There are several advantages of using building blocks. First, everything you build is fully recyclable. No old experiments laying in the drawer somewhere. Secondly when more or new functions are needed, just build extra ULUs. You are not limited by anything. Third, you can build the most ULUs in one or two evenings. It is very rewarding to see progress that easy and have in a short amount of time something working in your hands. And finally, they look need.

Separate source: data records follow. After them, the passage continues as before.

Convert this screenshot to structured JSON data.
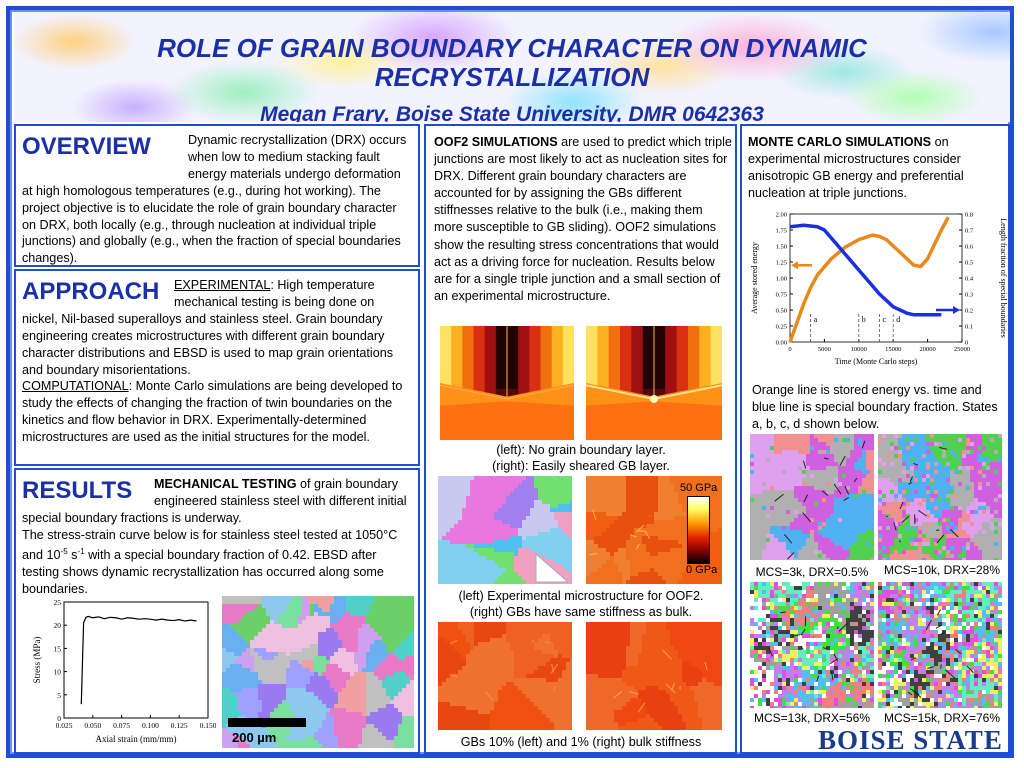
{
  "header": {
    "title_line1": "ROLE OF GRAIN BOUNDARY CHARACTER ON DYNAMIC",
    "title_line2": "RECRYSTALLIZATION",
    "subtitle": "Megan Frary, Boise State University, DMR 0642363"
  },
  "overview": {
    "heading": "OVERVIEW",
    "text": "Dynamic recrystallization (DRX) occurs when low to medium stacking fault energy materials undergo deformation at high homologous temperatures (e.g., during hot working). The project objective is to elucidate the role of grain boundary character on DRX, both locally (e.g., through nucleation at individual triple junctions) and globally (e.g., when the fraction of special boundaries changes)."
  },
  "approach": {
    "heading": "APPROACH",
    "experimental_label": "EXPERIMENTAL",
    "experimental_text": ": High temperature mechanical testing is being done on nickel, Nil-based superalloys and stainless steel. Grain boundary engineering creates microstructures with different grain boundary character distributions and EBSD is used to map grain orientations and boundary misorientations.",
    "computational_label": "COMPUTATIONAL",
    "computational_text": ": Monte Carlo simulations are being developed to study the effects of changing the fraction of twin boundaries on the kinetics and flow behavior in DRX. Experimentally-determined microstructures are used as the initial structures for the model."
  },
  "results": {
    "heading": "RESULTS",
    "mt_label": "MECHANICAL TESTING",
    "mt_text_1": " of grain boundary engineered stainless steel with different initial special boundary fractions is underway.",
    "mt_text_2": "The stress-strain curve below is for stainless steel tested at 1050°C and 10",
    "exp": "-5",
    "unit_s": " s",
    "exp2": "-1",
    "mt_text_3": " with a special boundary fraction of 0.42.  EBSD after testing shows dynamic recrystallization has occurred along some boundaries.",
    "scale_bar": "200 µm"
  },
  "oof2": {
    "label": "OOF2 SIMULATIONS",
    "text": " are used to predict which triple junctions are most likely to act as nucleation sites for DRX. Different grain boundary characters are accounted for by assigning the GBs different stiffnesses relative to the bulk (i.e., making them more susceptible to GB sliding).  OOF2 simulations show the resulting stress concentrations that would act as a driving force for nucleation.  Results below are for a single triple junction and a small section of an experimental microstructure.",
    "caption1_line1": "(left): No grain boundary layer.",
    "caption1_line2": "(right): Easily sheared GB layer.",
    "colorbar_top": "50 GPa",
    "colorbar_bottom": "0 GPa",
    "caption2_line1": "(left) Experimental microstructure for OOF2.",
    "caption2_line2": "(right) GBs have same stiffness as bulk.",
    "caption3": "GBs 10% (left) and 1% (right) bulk stiffness"
  },
  "monte_carlo": {
    "label": "MONTE CARLO SIMULATIONS",
    "text": " on experimental microstructures consider anisotropic GB energy and preferential nucleation at triple junctions.",
    "caption": "Orange line is stored energy vs. time and blue line is special boundary fraction. States a, b, c, d shown below.",
    "labels": [
      "MCS=3k, DRX=0.5%",
      "MCS=10k, DRX=28%",
      "MCS=13k, DRX=56%",
      "MCS=15k, DRX=76%"
    ],
    "logo": "BOISE STATE"
  },
  "chart_data": [
    {
      "type": "line",
      "title": "",
      "xlabel": "Axial strain (mm/mm)",
      "ylabel": "Stress (MPa)",
      "xlim": [
        0.025,
        0.15
      ],
      "ylim": [
        0,
        25
      ],
      "xticks": [
        "0.025",
        "0.050",
        "0.075",
        "0.100",
        "0.125",
        "0.150"
      ],
      "yticks": [
        "0",
        "5",
        "10",
        "15",
        "20",
        "25"
      ],
      "series": [
        {
          "x": [
            0.04,
            0.042,
            0.044,
            0.046,
            0.05,
            0.055,
            0.06,
            0.065,
            0.07,
            0.075,
            0.08,
            0.085,
            0.09,
            0.095,
            0.1,
            0.105,
            0.11,
            0.115,
            0.12,
            0.125,
            0.13,
            0.135,
            0.14
          ],
          "y": [
            3,
            20.5,
            21.7,
            21.9,
            21.6,
            21.8,
            21.4,
            21.7,
            21.6,
            21.3,
            21.6,
            21.5,
            21.3,
            21.4,
            21.3,
            21.1,
            21.3,
            21.1,
            21.0,
            21.2,
            20.9,
            21.1,
            20.9
          ]
        }
      ]
    },
    {
      "type": "line",
      "title": "",
      "xlabel": "Time (Monte Carlo steps)",
      "ylabel": "Average stored energy",
      "y2label": "Length fraction of special boundaries",
      "xlim": [
        0,
        25000
      ],
      "ylim": [
        0,
        2.0
      ],
      "y2lim": [
        0,
        0.8
      ],
      "xticks": [
        "0",
        "5000",
        "10000",
        "15000",
        "20000",
        "25000"
      ],
      "yticks": [
        "0.00",
        "0.25",
        "0.50",
        "0.75",
        "1.00",
        "1.25",
        "1.50",
        "1.75",
        "2.00"
      ],
      "y2ticks": [
        "0",
        "0.1",
        "0.2",
        "0.3",
        "0.4",
        "0.5",
        "0.6",
        "0.7",
        "0.8"
      ],
      "state_markers": [
        {
          "label": "a",
          "x": 3000
        },
        {
          "label": "b",
          "x": 10000
        },
        {
          "label": "c",
          "x": 13000
        },
        {
          "label": "d",
          "x": 15000
        }
      ],
      "series": [
        {
          "color": "#e8891a",
          "axis": "left",
          "x": [
            0,
            1000,
            2000,
            3000,
            4000,
            6000,
            8000,
            10000,
            12000,
            13000,
            14000,
            16000,
            18000,
            19000,
            20000,
            22000,
            23000
          ],
          "y": [
            0.0,
            0.3,
            0.6,
            0.85,
            1.05,
            1.3,
            1.48,
            1.6,
            1.67,
            1.65,
            1.6,
            1.4,
            1.2,
            1.18,
            1.3,
            1.75,
            1.95
          ]
        },
        {
          "color": "#1a2fe0",
          "axis": "right",
          "x": [
            0,
            2000,
            4000,
            5000,
            6000,
            8000,
            10000,
            12000,
            13000,
            14000,
            15000,
            16000,
            17000,
            18000,
            20000,
            22000
          ],
          "y": [
            0.72,
            0.73,
            0.72,
            0.7,
            0.65,
            0.55,
            0.45,
            0.35,
            0.3,
            0.26,
            0.22,
            0.2,
            0.18,
            0.17,
            0.17,
            0.17
          ]
        }
      ]
    }
  ]
}
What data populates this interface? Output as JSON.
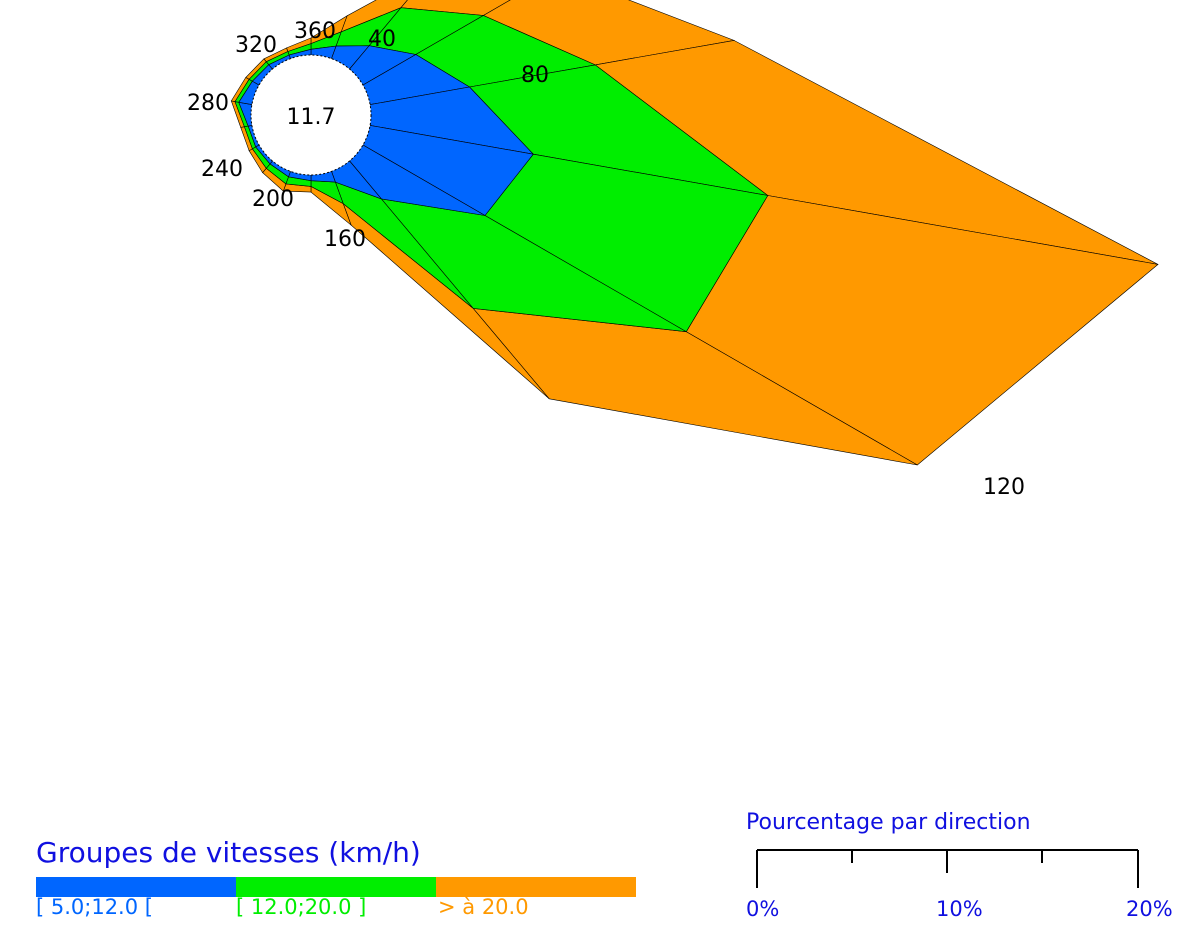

ULUs are fully constructed with standard, of the shelf available, components. No 3D printed parts of custom PCBs are needed. Construction is easy and only hand-tools and a soldering iron are required for fabrication.
History of ULUs
It must be somewhere in the 1970’s that I experimented with Fischertechnik electronic building blocks. That became increasingly frustrating: I was always short on certain building blocks, while others laying around unused. Buying additional ones, was extremely expensive. So I designed a cheap building block (Figure below, second from left). Furthermore, Fischertechnik designed a separate block for every gate type. I found that so in contradiction to the generic usability of the other Fischertechnik materials, that I want to solve that.
It stayed at the back of my mind and in 2018 I finally found a solution and designed a uniform gate building block (Figure 1below third from left). In 2020 I improved it, it was the start of the current ULUs.
My earlier attempts to build logic bricks
The high prices combined with the limited functionality made me decide to design and build my own logic bricks: ULUs. I wanted it to be a fail-safe, easy to use and easy to make brick. That is why I chose positive logic (+5V is a logical 1), separate power plugs (to prevent short-circuiting), a 4-bit data bus plug (easy to plug and less surface area), standard boxes (no 3-d printing) and prototyping board (simple PCB’s that can be built without ordering). These are unique and powerful features that, together with the powerful functionality, ensure you can build beautiful experiments. Today over 30 ULUs are specified and build.
Other logic bricks
The idea of logic bricks was first introduced in the early 1970’s in Germany. Several systems where developed and mainly used for education. Nowadays logic bricks can still be bought. However, they have two major disadvantages: 1. They are expensive and 2. The functionality is limited to mostly gates and flip-flops. If you want to build something interesting, you need a lot of bricks.